Yar'Adua left Nigeria without formally putting Vice President Goodluck Jonathan in charge as required by the constitution, launching a political crisis in the young democracy. With no sign of Yar'Adua returning, lawmakers voted Feb. 9 to install Jonathan, a Christian from the country's south, to stand in for the president, a Muslim from the north.
Many worry Yar'Adua's return could start another political crisis. Even Akunyili, who serves as the government's chief spokeswoman, said she too had a hard time separating fact from rumor.
"The rumor around our president is very discomforting. One group said he never came back because they have shrouded everything in secrecy and when there is a vacuum, rumors take over," she told the newspaper. "Another group said that he came back and he's still in the ambulance. Another group said that he had been carried into the house.
"There are three different stories and as at today, it is difficult to argue with anybody to say you are lying because I don't know the truth."

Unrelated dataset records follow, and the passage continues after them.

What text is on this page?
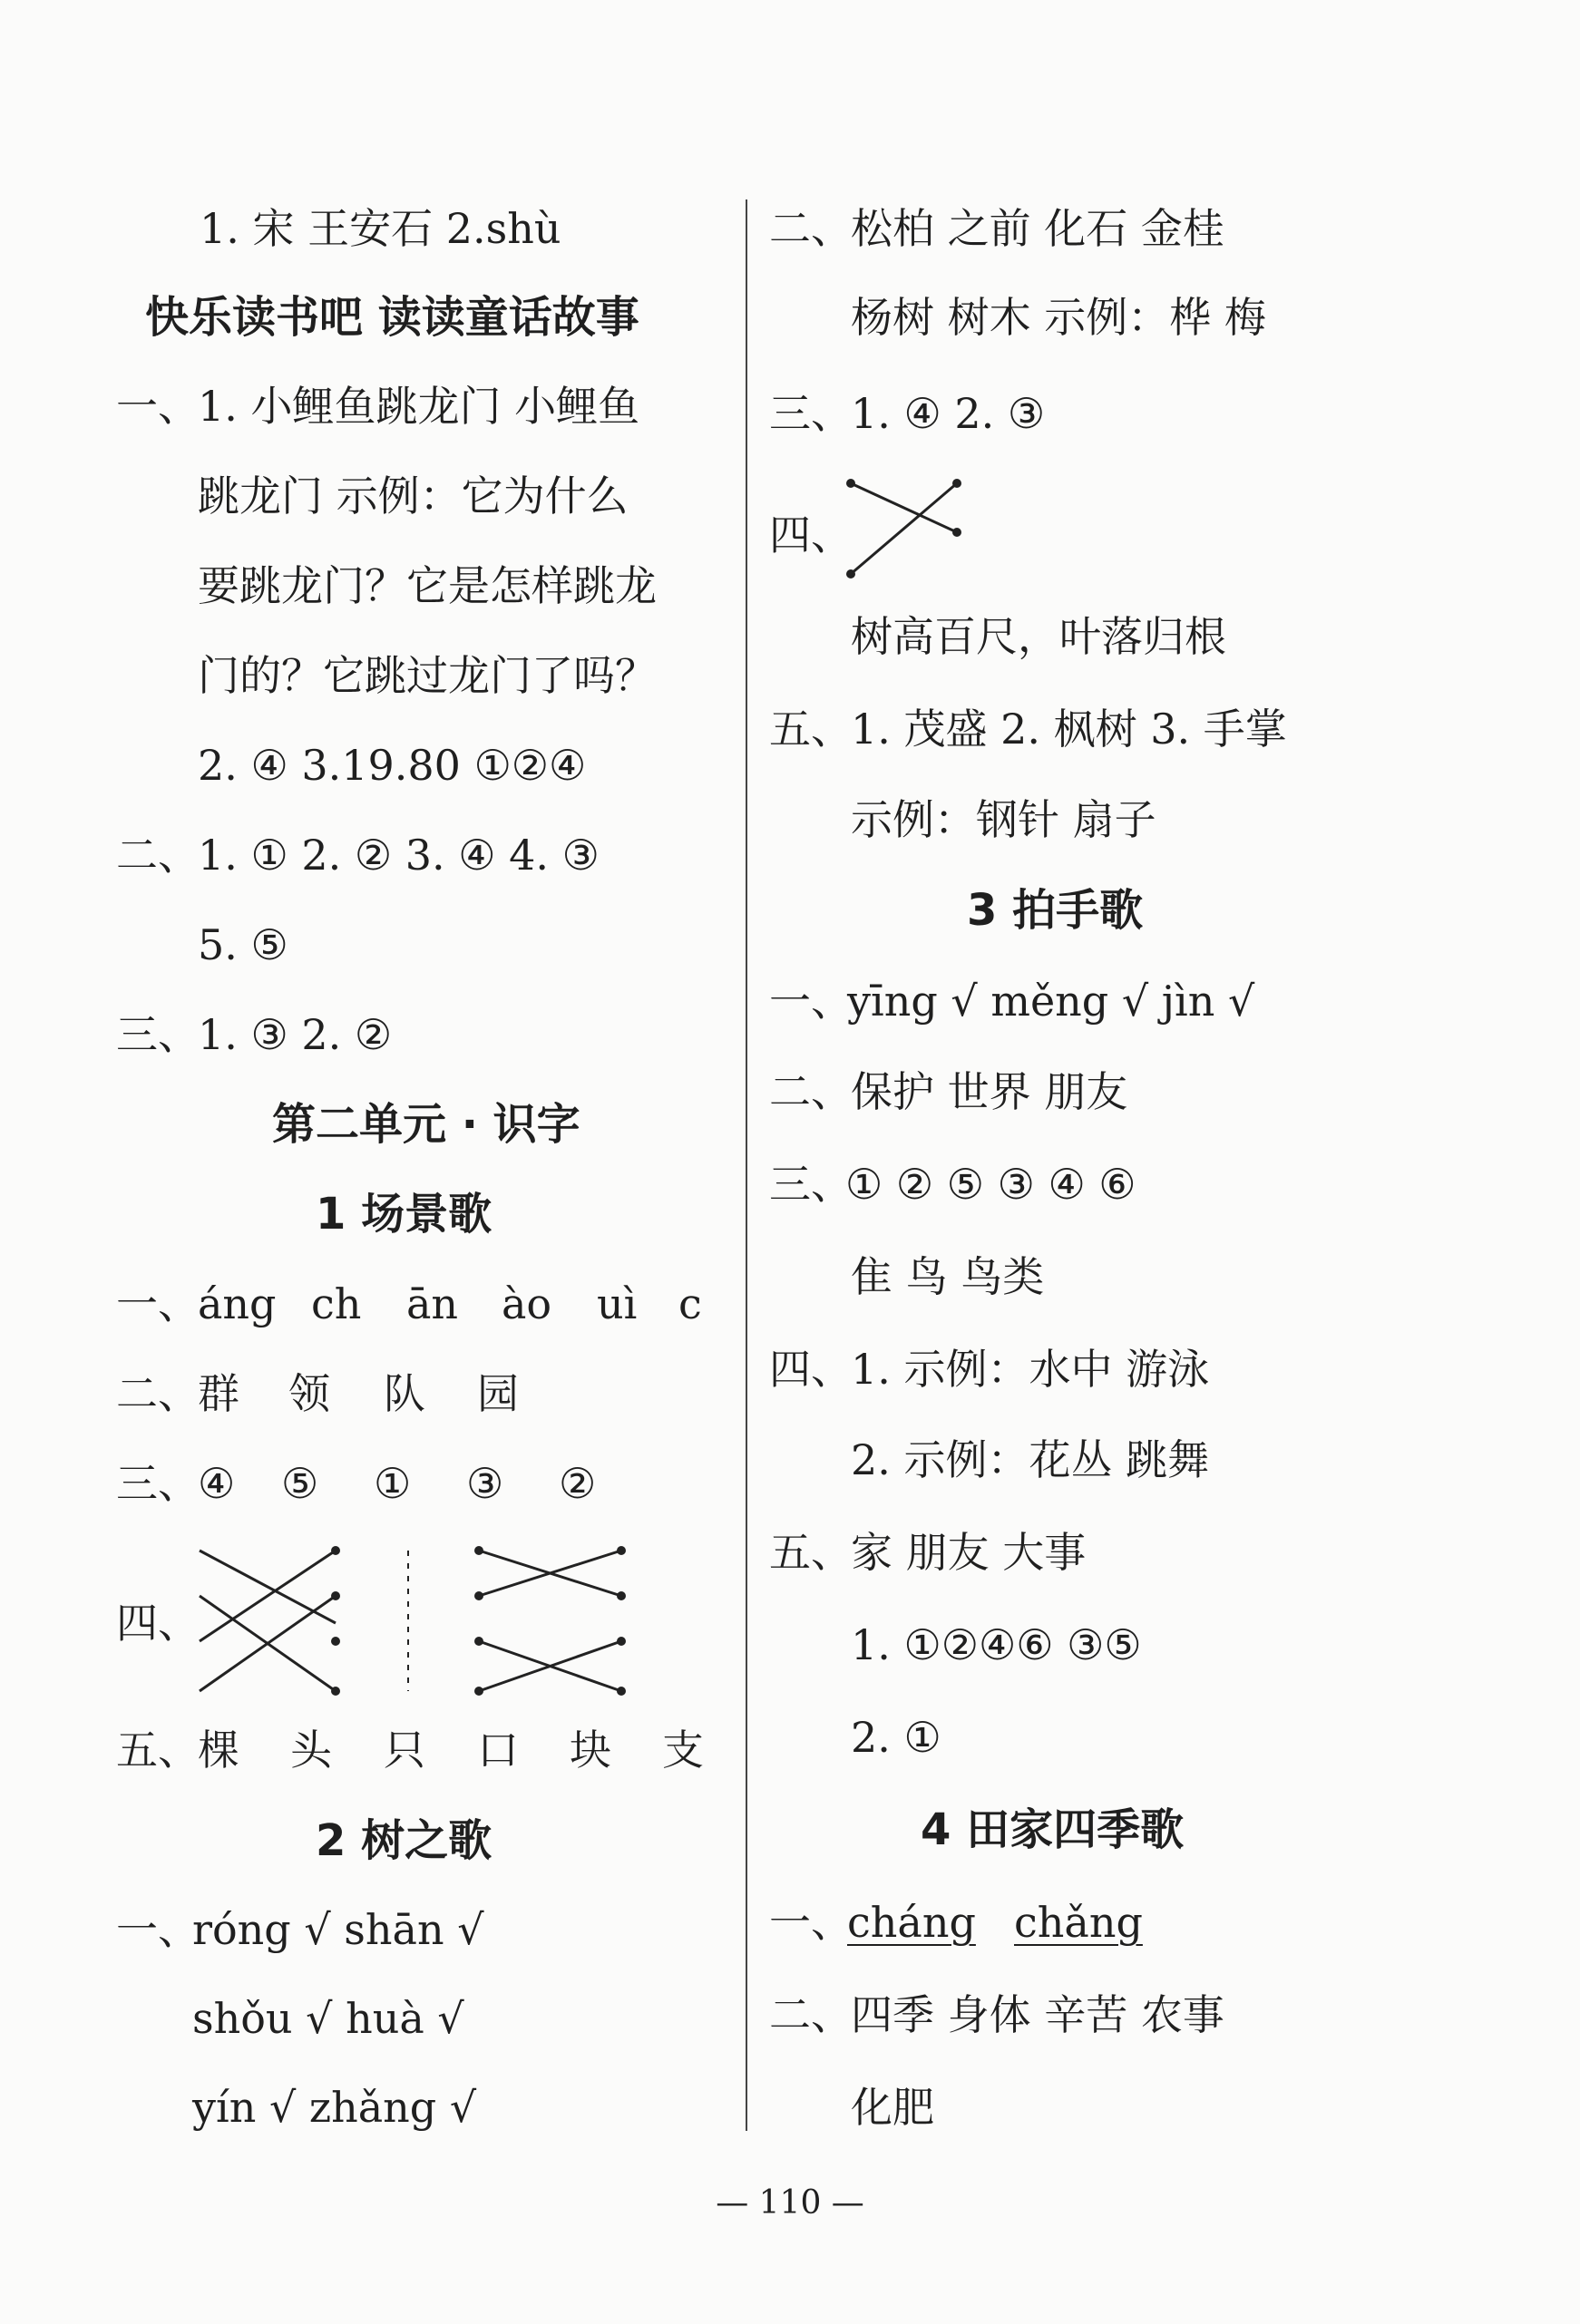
1. 宋 王安石 2.shù
快乐读书吧 读读童话故事
一、
1. 小鲤鱼跳龙门 小鲤鱼
跳龙门 示例：它为什么
要跳龙门？它是怎样跳龙
门的？它跳过龙门了吗？
2. ④ 3.19.80 ①②④
二、
1. ① 2. ② 3. ④ 4. ③
5. ⑤
三、
1. ③ 2. ②
第二单元 · 识字
1 场景歌
一、
áng ch ān ào uì c
二、
群 领 队 园
三、
④ ⑤ ① ③ ②
四、
五、
棵 头 只 口 块 支
2 树之歌
一、
róng √ shān √
shǒu √ huà √
yín √ zhǎng √
二、
松柏 之前 化石 金桂
杨树 树木 示例：桦 梅
三、
1. ④ 2. ③
四、
树高百尺，叶落归根
五、
1. 茂盛 2. 枫树 3. 手掌
示例：钢针 扇子
3 拍手歌
一、
yīng √ měng √ jìn √
二、
保护 世界 朋友
三、
① ② ⑤ ③ ④ ⑥
隹 鸟 鸟类
四、
1. 示例：水中 游泳
2. 示例：花丛 跳舞
五、
家 朋友 大事
1. ①②④⑥ ③⑤
2. ①
4 田家四季歌
一、
cháng chǎng
二、
四季 身体 辛苦 农事
化肥
— 110 —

Turai Yar'Adua, the president's wife, apparently has tight control over who actually sees the president, who has a long history of kidney problems and poor health.
Akunyili had previously circulated a memo to the federal cabinet calling on it to install Jonathan as acting president — providing a public voice to those discontent with Yar'Adua's long absence from the country.
The federal cabinet meets again Wednesday, when they may take up Yar'Adua's sudden return.